Latitude: 56.5286 / 56°31'43"N
Longitude: -3.463 / 3°27'46"W
OS Eastings: 310104
OS Northings: 738359
OS Grid: NO101383
Mapcode National: GBR V5.WPFM
Mapcode Global: WH5NM.S54D
Plus Code: 9C8RGGHP+FQ
Entry Name: Murthly Station And Railway Signal Box
Listing Name: Murthly Signal Box
Listing Date: 16 August 1996
Category: B
Source: Historic Scotland
Source ID: 390211
Historic Scotland Designation Reference: LB43644
Building Class: Cultural
Also known as: Murthly Station
ID on this website: 200390211
Location: Little Dunkeld
County: Perth and Kinross
Electoral Ward: Strathtay
Parish: Little Dunkeld
Traditional County: Perthshire
Tagged with: Railway station Station building Signal box
1898 for the Highland Railway (relocated from Inverness to Murthly, 1919). 2-storey, rectangular-plan, timber signal box on brick plinth with plank and strip weatherboard cladding and projecting bracketed porch to S. Ornamental barge boards, spear finials and droppers, and eaves edging. Slate roof. Cast-iron ogee-shaped guttering. Projecting porch similarly detailed. Integral store to N of similar construction with single-pitch roof.
4 windows to trackside with 9-pane glazing to sliding timber frames, curving at frame head; returning to 2 further windows at each gable end (boarded, 2013).
INTERIOR: 16 lever Mackenzie and Holland frame.
Signal boxes are a distinctive and increasingly rare building type that make a significant contribution to Scotland's diverse industrial heritage. Of more than 2000 signal boxes built across Scotland by 1948, around 150 currently survive (2013) with all pre-1948 mechanical boxes still in operation on the public network due to become obsolete by 2021.
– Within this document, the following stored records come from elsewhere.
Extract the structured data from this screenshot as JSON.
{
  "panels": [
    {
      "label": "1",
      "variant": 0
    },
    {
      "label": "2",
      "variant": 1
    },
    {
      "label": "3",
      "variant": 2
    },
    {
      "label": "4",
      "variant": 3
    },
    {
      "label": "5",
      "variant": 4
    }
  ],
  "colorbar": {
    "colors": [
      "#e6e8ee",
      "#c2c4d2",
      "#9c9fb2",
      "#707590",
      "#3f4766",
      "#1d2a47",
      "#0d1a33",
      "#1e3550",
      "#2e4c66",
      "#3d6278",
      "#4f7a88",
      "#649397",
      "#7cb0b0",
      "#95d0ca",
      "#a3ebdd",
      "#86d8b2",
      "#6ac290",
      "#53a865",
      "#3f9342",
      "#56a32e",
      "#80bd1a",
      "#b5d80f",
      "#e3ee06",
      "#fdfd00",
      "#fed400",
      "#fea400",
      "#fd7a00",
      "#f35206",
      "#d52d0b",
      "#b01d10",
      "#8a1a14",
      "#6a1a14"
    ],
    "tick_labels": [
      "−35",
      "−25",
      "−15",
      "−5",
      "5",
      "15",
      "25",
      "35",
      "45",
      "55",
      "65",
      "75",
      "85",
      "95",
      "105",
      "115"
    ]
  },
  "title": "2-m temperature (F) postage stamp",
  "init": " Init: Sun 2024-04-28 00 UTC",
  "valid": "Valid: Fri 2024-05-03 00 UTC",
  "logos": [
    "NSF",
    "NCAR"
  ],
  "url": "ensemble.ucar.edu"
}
The signal box at Murthly (relocated from Inverness in 1919) is a particularly distinctive variation of the standard McKenzie and Holland Type 3 signal box, modified by the Highland Railway to their own designs. The various refinements to the Type 3 include the addition of ornamental barge boarding, ogee guttering and curved window frames, distinguishing it from the more standard Highland boxes. Four boxes to this specification were built for the line running through Inverness in 1898 with the other three (at Rose Street, Welsh's Bridge and Ness Viaduct) now gone.
The porch was formerly accessed by a straight timber forestair to the gable end which has been removed to deter unauthorised access and the windows are boarded (2013).